Wednesday, 16 January 2013

dining out chilean style...

at home, it is rare that i make the effort to dine out. i figure that my repatoire of global styles can take on any restaurant, so on the rare event that i do eat out i am - and have been told this more than once - "fussy." unless the menu has either of my default favourites that are lamb and duck, i will invariably choose something that i otherwise would not or could not reproduce in some capacity at home.

when traveling, however, my approach to food opens up. as the title of this blog would lead you to believe, my travels revolve around exploring the wine (beer/spirits count too) and food cultures of the many countries i visit. when in rome, have pasta and chianti. when in vienna, have schnitzel and gruner veltliner. when in australia, have kangaroo and shiraz.

but what of when in chile? with the exceptions of the exotic tropical ingredients of brazil and the magical fusion fare of peru, south american cuisine is not that particularly exciting. the wealth of fresh ingredients from the fertile central valley and 4,000km of pacific coastline,however, help define chilean cuisine; the seafood is exceptional and the avocados the juiciest i've ever had. nonetheless, chile does have some staple items that must be enjoyed while here.
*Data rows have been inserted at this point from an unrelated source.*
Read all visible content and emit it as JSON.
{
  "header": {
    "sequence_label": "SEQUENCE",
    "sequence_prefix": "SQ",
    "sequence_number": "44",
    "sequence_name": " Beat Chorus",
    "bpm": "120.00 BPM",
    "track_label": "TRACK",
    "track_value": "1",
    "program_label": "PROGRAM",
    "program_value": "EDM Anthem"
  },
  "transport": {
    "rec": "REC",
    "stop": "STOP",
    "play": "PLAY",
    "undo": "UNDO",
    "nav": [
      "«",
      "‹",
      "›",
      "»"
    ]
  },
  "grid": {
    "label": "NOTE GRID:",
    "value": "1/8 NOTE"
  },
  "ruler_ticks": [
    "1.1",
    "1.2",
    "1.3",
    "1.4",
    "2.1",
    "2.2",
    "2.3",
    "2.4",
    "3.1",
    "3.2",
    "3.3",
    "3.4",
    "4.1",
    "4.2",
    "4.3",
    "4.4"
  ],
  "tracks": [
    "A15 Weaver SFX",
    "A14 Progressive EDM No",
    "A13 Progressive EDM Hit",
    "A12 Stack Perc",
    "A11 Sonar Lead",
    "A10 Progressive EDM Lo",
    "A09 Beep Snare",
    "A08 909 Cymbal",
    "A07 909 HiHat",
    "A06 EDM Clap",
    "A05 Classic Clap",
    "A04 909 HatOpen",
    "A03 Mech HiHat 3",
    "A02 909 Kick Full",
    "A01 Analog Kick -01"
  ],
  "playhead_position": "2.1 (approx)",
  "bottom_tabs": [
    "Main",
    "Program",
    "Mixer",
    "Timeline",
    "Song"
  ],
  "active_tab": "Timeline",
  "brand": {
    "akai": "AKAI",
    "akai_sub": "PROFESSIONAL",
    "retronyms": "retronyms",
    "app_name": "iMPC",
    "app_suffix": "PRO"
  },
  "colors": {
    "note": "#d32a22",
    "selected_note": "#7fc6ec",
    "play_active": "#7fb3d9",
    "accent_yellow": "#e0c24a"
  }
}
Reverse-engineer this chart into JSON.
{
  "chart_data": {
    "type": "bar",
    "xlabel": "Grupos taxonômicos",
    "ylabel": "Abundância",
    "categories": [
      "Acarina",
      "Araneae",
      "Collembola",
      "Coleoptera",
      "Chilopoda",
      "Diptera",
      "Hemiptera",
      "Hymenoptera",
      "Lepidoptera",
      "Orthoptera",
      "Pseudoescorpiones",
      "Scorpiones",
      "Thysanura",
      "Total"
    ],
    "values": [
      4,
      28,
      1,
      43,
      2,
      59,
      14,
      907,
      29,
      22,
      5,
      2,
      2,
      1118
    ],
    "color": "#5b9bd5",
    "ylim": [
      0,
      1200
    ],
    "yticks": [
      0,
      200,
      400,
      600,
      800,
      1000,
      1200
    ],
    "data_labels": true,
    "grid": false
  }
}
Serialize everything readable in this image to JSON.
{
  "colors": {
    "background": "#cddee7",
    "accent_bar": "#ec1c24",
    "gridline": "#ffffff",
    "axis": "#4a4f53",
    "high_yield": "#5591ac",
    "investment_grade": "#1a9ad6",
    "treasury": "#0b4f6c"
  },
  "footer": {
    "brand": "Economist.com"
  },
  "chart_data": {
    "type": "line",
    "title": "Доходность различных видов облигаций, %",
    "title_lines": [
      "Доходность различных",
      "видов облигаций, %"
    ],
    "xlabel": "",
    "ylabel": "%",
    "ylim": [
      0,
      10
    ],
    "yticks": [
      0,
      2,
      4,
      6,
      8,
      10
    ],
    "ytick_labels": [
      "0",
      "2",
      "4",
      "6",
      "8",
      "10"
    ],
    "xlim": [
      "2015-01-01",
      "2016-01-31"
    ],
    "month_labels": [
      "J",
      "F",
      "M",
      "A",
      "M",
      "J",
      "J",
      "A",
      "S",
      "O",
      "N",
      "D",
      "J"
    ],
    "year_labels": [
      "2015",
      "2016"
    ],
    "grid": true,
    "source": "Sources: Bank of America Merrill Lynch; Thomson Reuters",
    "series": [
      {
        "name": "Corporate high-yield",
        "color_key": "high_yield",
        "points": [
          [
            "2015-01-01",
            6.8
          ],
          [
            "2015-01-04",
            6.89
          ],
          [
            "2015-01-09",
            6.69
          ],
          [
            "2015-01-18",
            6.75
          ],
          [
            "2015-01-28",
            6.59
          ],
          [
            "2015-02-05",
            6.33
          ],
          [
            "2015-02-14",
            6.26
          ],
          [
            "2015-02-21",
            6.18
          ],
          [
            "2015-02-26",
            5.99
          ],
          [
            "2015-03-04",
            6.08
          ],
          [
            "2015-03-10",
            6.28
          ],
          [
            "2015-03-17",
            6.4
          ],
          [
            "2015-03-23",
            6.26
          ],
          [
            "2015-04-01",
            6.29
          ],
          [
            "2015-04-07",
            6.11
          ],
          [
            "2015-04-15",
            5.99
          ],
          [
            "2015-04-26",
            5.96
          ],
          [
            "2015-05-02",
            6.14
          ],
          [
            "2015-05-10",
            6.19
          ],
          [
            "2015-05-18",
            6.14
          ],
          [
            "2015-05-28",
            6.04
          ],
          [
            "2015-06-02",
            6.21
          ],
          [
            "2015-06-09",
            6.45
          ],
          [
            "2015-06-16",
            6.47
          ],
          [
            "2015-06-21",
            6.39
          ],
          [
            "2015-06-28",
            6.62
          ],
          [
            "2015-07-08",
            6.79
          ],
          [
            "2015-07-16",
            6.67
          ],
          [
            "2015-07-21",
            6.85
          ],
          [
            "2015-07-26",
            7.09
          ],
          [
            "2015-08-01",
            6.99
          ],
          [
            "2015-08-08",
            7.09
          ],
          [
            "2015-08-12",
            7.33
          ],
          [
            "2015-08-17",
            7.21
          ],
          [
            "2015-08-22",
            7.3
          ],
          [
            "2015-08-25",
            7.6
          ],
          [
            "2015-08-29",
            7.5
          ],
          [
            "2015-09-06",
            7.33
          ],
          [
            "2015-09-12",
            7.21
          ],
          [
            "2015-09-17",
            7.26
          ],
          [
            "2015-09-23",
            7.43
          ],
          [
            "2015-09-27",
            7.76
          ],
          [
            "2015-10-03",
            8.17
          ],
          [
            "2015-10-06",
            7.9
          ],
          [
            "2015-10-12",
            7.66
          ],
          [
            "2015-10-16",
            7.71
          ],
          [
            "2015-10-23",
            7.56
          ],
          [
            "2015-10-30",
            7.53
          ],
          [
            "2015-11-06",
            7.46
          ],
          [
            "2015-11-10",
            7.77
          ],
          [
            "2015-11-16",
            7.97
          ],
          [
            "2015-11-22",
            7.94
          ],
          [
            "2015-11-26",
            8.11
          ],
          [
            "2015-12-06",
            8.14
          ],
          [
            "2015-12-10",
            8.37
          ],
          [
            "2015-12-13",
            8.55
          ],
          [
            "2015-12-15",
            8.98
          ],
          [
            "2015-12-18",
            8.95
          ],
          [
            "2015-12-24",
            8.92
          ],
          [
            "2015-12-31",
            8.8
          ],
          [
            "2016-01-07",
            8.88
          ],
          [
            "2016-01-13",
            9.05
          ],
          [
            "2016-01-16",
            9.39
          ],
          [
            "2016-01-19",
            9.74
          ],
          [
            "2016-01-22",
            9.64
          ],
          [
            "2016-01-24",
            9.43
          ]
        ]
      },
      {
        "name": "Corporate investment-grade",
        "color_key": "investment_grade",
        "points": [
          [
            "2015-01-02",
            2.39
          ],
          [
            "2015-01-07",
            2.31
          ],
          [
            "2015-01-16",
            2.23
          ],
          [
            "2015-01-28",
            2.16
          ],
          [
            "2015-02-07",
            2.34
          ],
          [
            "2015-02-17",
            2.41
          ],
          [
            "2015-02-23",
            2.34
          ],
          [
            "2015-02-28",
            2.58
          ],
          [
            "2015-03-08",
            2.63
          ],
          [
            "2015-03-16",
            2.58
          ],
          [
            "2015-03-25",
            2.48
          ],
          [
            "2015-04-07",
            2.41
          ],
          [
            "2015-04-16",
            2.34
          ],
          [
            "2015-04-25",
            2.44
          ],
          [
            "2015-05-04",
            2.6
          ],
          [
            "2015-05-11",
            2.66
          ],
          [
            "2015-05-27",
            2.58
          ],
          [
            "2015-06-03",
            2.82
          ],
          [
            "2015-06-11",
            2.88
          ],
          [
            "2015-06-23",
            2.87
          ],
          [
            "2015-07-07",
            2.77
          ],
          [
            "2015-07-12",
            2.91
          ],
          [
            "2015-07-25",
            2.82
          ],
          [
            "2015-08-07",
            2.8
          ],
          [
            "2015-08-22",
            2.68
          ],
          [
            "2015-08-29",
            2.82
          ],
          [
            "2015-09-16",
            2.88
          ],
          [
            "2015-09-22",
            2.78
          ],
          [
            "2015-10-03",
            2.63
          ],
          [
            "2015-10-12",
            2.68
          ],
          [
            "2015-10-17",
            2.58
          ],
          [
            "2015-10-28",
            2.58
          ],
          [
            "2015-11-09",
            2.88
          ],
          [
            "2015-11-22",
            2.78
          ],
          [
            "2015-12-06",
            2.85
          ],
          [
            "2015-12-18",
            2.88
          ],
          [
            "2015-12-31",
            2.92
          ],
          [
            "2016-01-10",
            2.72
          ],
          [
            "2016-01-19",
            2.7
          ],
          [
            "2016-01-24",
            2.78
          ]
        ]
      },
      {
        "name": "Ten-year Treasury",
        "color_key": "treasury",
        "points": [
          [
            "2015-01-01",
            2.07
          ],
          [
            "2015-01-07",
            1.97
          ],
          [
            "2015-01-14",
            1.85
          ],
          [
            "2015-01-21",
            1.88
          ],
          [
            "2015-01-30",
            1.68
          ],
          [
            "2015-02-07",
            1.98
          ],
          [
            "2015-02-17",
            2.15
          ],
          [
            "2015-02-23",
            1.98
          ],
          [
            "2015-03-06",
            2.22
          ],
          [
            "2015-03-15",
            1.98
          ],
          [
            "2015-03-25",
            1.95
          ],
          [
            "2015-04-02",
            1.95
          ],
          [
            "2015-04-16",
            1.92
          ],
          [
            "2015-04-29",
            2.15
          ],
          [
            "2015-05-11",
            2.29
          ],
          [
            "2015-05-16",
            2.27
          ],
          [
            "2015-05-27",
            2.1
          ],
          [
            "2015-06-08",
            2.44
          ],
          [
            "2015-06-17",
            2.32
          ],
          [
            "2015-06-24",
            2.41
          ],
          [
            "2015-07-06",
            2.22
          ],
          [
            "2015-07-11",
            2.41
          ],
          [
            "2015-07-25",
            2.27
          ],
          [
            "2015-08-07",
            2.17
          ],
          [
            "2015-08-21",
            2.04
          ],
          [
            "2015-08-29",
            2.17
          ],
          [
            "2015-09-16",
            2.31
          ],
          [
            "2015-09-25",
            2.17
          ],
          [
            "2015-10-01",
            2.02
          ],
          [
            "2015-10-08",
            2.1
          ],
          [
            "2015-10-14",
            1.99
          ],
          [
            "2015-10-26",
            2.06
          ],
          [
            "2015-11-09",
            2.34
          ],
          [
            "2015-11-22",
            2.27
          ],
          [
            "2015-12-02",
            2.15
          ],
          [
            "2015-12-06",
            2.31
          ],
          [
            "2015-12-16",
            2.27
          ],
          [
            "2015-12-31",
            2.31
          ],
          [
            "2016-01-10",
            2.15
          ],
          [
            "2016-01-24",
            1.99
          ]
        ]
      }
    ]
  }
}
first, there is the ubiquitous empanada, which is shared as a national food in neighbouring argentina, and in turn it's neighbour, uruguay. half-moon shaped pastries are either oven-baked or deep-fried, and are stuffed with a host of different possibilities and combinations: cheese, ham, chicken, seafood, and of course, beef. it's as simple as making your own pie-dough-ish crust and filling it with whatever you chile, the local specialty is an empanada de pino: a beef-based empanada with olives and hard-boiled eggs.

then there is the sopaipilla which i discovered on my previous trip (and i think was in a blog some months ago). what is elsewhere in latin america a deep-fried pancake topped with sweet sauces, in chile the "pancake" batter is made with pumpkin and can be served sweet or under a spicy tomato sauce with guacamole.

then there is my new discovery into the ultimate in chilean luxury: the churrillo. onto a base of what looks like a kilo of fries are piled an assortment of cubed meats and sausages, lovingly topped with eggs sunny-side up. poutine to the extreme.

so, which of these culinary classics welcomed my grumbling stomach after more than 16 hours of travel? well, the answer is none. instead, i resorted to my old habits of ordering something i would never make myself. and since i have more than once made empanadas and sopaipillas, a chicken and pepper salad sandwich on wonder bread was my bienvenidos brunch. when traveling, nothing can compare to eating like a local.